Mirror wills and mutual wills are often confused, despite differing in the legal concepts they consist of, as well as the consequences they have for the concerned parties. The only feature they share is that, instead of one person considering the wills’ content, there are two.

Mirror wills

Mirror wills contain identical terms and are most commonly signed by couples who have similar wishes on what happens regarding their estate distribution. Both spouses for example may leave everything to their surviving spouse or children.

For drafting purposes, due to the similarity between the wills, editing the original version will often be much quicker than drawing up a new will entirely. Thus, mirror wills may largely appeal to couples looking for a faster and potentially cheaper means of consolidating their asset distribution.

Although appearing simpler, mirror wills are also the subject of contention. The complications which may result following execution may outweigh the initial benefits for couples and others who choose to use them.

Fairness

For many, the purpose of creating mirror wills may be to ensure fairness between the parties. However, if a couple are harmonious and open with each other anyway, the requirement for mirror wills seems to lessen. Also, the intention of fairness may actually result in one party simply adhering to the wishes of the other, due to the way in which mirror wills are structured. This structural condition may lead to problems in itself.

Generalisation and responsibility

Mirror wills have to be fairly general in nature as opposed to specifically relating to particular assets. For those who have reasonably similar assets to the other relevant party, this may be less of a problem. However, financial and sentimental value placed on possessions can differ greatly and true symmetry of party wishes is unlikely.

Also, practical management may be required in relation to some assets – such as company shares – and thus a responsibility for the surviving spouse. Assets such as these are likely to lessen in value if their management is neglected and thus cause a reduction of the estate’s worth if the partner is unable to tend to them.

Changes

Following the writing of a will, circumstances and wishes are likely to change, especially where couples are concerned.

There is no legal obligation to be notified about anyone else’s will, and nothing which obstructs a party from making changes to a will. Thus, whether it occurs upon the death of one spouse or when both are alive, a party is able to alter their original will and simply not tell the other.

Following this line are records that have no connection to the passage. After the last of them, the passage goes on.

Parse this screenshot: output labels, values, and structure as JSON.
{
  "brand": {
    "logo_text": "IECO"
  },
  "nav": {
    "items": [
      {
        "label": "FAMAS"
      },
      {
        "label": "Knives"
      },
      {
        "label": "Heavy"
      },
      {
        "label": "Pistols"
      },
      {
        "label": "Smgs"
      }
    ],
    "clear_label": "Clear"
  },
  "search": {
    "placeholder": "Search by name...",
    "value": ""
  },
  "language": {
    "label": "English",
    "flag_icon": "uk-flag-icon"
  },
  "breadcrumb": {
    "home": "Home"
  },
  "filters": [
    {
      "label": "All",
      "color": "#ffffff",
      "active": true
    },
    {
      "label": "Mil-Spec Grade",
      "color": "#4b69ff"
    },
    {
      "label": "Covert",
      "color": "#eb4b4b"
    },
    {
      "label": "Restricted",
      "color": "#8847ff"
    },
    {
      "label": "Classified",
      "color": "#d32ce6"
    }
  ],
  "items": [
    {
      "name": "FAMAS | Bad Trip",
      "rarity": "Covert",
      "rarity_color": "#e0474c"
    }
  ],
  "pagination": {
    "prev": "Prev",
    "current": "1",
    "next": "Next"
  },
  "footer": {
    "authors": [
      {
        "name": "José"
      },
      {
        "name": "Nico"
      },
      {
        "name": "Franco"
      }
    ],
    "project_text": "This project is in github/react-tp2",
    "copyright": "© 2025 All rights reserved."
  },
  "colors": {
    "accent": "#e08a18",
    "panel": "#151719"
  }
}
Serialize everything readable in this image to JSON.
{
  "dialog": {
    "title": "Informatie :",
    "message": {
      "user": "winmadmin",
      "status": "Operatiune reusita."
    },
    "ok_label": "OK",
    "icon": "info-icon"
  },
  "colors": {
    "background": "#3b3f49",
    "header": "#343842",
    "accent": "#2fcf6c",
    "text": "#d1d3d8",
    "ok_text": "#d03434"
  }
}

Mirror wills cannot force parties to keep to their initial word and thus many commonly make changes to their will, following a partner’s death.

Mutual wills

Differing to mirror wills, mutual wills create an agreement which is binding between the parties so the surviving partner is legally unable to make changes to the will and distribute their estate differently.

Binding

Although rare, mutual wills may be used where a need for certainty is required by one party. There must be evidence for binding intention between the parties, indicating that their wills cannot be revoked unilaterally, as well as that their estate is to be distributed in a specific way.

Each document is effectively both a will as well as a binding contract not to revoke that will. However, the doctrine which mutual wills are based on is actually a legal fiction.

Everyone is effectively able to revoke their will, regardless of its specific type. For mutual wills however, any alterations made would neutralise, as in effect the law creates a trust over the survivor’s assets. Regardless of changes made, the binding intention between parties means the law of equity steps in and puts an obligation on the surviving party to give effect to the initial will agreement. Considering the binding nature that the will has upon the survivor, the degree of proof – that parties intended to make the agreement – is high. The evidence required by the courts not to revoke the will must be “clear and satisfactory” as well as “certain and unequivocal”.

Inflexibility

Despite this high threshold to ensure agreement of the parties, the weight of the decision made is still heavy. The survivor is naturally required to comply with the agreement for the remainder of their life, meaning there is great possibility for upset should life circumstances or wishes change. Although they are able to draw up a new will should they wish, they will still be bound by the terms of the trust.

Historically, mutual wills were drawn up to ensure property was passed on to children following a remarriage. This circumstance can now be covered by creating a life interest trust in a will which may provide a more flexible alternative than relying upon a mutual will.